There has been a trend where USCIS would go back to the initial asylum application to see if there were any inconsistent statements between the application and the adjustment of status application. If there was even a slight variation or a perceived inconsistent statement, the government would send a Request for Evidence asking the applicant to defend his or her previous statements. This trend is not limited to Asylees and has been used against many people that I have represented in Adjustment of Status cases. This trend is highlighted by the fact that the Service has changed its adjudication process, where it says it is not bound by prior adjudications.
This highlights one fact: please do not go before the government without hiring an attorney. If you can not afford one, there are many organizations that would help you for no fee. We have represented several individuals, including in immigration court, against such charges.
The Service has a high burden of proof of cases of misrepresentation. the Service has to prove 1) misrepresentation before a government official 2) that the misrepresentation was in material, i.e. it would have changed the outcome of the case and 3) the Applicant intended to deceive.
The misrepresentation can be written or oral, and before any government official. For example, we have represented individuals who were accused of such misrepresentation before the consular officer. The misrepresentation should have been material, which should have led to a different result in the case. For example, if you tell an officer that you are married at the time of applying for a nonimmigrant visa when you are not. Then the government could say that you would not have proven sufficient contacts in your home country, and thus would not have received a visa. The last prong might be the hardest to prove. The Service will have to prove that you knew the misrepresentation and actively supported it.
You need to hire an attorney who has done before. Attorney Ahmad Yakzan has represented clients in immigration court and before the Service. Call us today for a consultation.
You may file an application for a waiver of the grounds of inadmissibility. The form used differs by the type of adjustment of status case that you file and the basis of eligibility. For example, an applicant in the United States would apply for a waiver using form I-601. An asylee, on the other hand, would use form I-602.

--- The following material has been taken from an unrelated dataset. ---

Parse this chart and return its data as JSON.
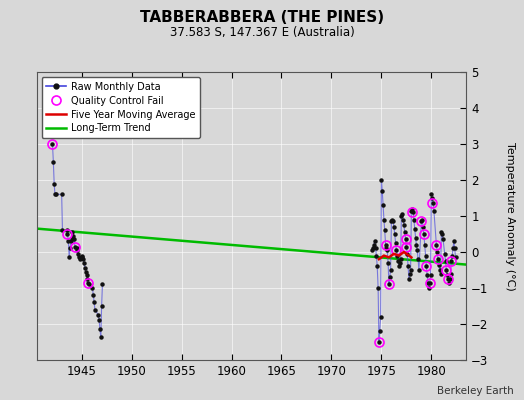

Just submitting the form, however, is not enough. The Applicant has to show that he, or a qualifying relative, would experience hardship if they were removed to their country of nationality. This is more difficult than it seems, and you should really hire an attorney to help you.
The consequences of being accused of misrepresentation are very dire. If the government shows that you, in fact, committed such offense, they may revoke any prior relief which it granted previously. For example, Attorney Ahmad Yakzan represented someone in immigration court who had been accused of lying almost two decades before being placed in removal proceedings. We were able to show, after an appeal to the Board of Immigration Appeals, that he did not know of the misrepresentation, and his adjustment of status was proper. So, a charge for misrepresentation could threaten your American Dream™. You should take it very seriously.
Please note that these previous results should not be construed as a promise of a result since every case is different.